The easiest and perhaps most memory efficient way to get PostgreSQL data (more flavors to come?)
into Arrow (IPC/Feather) or Parquet files. 

If you're trying to load data directly into Pandas then you may find that evan a 'real' 100MB can cause
bloat upwards of 1GB. Expanding this can cause significant bottle necks in processing data efficiently.

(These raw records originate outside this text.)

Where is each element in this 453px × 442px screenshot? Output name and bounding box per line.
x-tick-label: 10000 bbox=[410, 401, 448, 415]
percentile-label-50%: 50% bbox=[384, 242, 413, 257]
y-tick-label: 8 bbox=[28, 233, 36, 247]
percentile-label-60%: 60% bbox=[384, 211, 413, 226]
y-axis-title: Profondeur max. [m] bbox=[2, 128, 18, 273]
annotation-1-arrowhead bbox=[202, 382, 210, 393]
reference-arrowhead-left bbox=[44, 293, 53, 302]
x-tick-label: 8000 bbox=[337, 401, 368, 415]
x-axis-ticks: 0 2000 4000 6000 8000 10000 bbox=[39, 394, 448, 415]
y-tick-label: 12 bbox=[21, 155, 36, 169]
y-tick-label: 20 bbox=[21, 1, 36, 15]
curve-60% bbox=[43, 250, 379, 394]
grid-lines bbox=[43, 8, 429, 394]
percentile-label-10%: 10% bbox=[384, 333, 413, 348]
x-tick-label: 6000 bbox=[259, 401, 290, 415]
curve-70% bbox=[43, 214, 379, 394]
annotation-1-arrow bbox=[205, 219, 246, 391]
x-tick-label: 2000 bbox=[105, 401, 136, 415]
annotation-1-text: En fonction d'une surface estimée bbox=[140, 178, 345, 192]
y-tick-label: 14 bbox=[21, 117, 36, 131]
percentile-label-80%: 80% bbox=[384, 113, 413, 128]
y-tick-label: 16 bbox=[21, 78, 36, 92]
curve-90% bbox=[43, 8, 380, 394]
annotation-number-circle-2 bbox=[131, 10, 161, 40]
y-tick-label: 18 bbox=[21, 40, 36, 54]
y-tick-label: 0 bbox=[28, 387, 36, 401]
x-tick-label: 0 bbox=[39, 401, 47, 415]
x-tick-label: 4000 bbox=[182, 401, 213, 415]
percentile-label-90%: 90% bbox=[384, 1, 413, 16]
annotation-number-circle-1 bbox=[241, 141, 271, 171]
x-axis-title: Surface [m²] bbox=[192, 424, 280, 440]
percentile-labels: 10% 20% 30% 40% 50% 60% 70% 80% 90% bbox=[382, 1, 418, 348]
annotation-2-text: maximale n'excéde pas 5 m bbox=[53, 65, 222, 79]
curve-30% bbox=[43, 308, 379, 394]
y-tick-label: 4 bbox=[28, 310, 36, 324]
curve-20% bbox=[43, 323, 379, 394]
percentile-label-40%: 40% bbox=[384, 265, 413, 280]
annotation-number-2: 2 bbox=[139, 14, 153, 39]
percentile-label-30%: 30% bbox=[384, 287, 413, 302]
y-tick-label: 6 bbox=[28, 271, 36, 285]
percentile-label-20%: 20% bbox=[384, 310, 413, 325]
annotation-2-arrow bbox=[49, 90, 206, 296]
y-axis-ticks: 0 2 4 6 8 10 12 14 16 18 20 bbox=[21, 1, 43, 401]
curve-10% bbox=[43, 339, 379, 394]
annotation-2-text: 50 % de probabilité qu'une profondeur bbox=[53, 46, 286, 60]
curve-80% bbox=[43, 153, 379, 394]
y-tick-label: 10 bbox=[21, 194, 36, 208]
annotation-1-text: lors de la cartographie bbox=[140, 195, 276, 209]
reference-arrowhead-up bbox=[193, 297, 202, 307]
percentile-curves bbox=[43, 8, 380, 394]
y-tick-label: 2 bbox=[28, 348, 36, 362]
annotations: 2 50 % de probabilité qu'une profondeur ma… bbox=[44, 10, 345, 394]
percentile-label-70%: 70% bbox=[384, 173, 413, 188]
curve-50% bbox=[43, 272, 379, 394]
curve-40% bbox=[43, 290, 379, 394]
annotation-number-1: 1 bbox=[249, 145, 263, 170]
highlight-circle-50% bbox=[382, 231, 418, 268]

Since [Arrow](https://github.com/apache/arrow) supports efficient and even larger-than-memory processing,
as with [dask](https://github.com/dask/dask), [duckdb](https://duckdb.org/), or others.
Just getting data onto disk is sometimes the hardest part; this aims to make that easier.

NOTE:
This is still a WIP, and is purpose built for my needs. I intend to generalize it more to be
useful towards a wider audience. Issues and pull requests welcome!

---

### Example

```python
from flaco import read_sql_to_file, FileFormat


uri = "postgresql://postgres:postgres@localhost:5432/postgres"
stmt = "select * from my_big_table"

read_sql_to_file(uri, stmt, 'output.data', FileFormat.Parquet)

# Then with pandas...
import pandas as pd
df = pd.read_parquet('output.data')

# pyarrow... (memory mapped file, where potentially larger than memory)
import pyarrow as pa
with pa.memory_map('output.data', 'rb') as source:
  table = pa.ipc.open_file(source).read_all()  # mmap pyarrow.Table

# DuckDB...
import duckdb
cur = duckdb.connect()
cur.execute("select * from read_parquet('output.data')")

# Or anything else which works with Arrow and/or Parquet files
```

---

### License

> _Why did you choose such lax licensing? Could you change to a copy left license, please?_

...just kidding, no one would ask that. This is dual licensed under 
[Unlicense](LICENSE) or [MIT](LICENSE-MIT), at your discretion.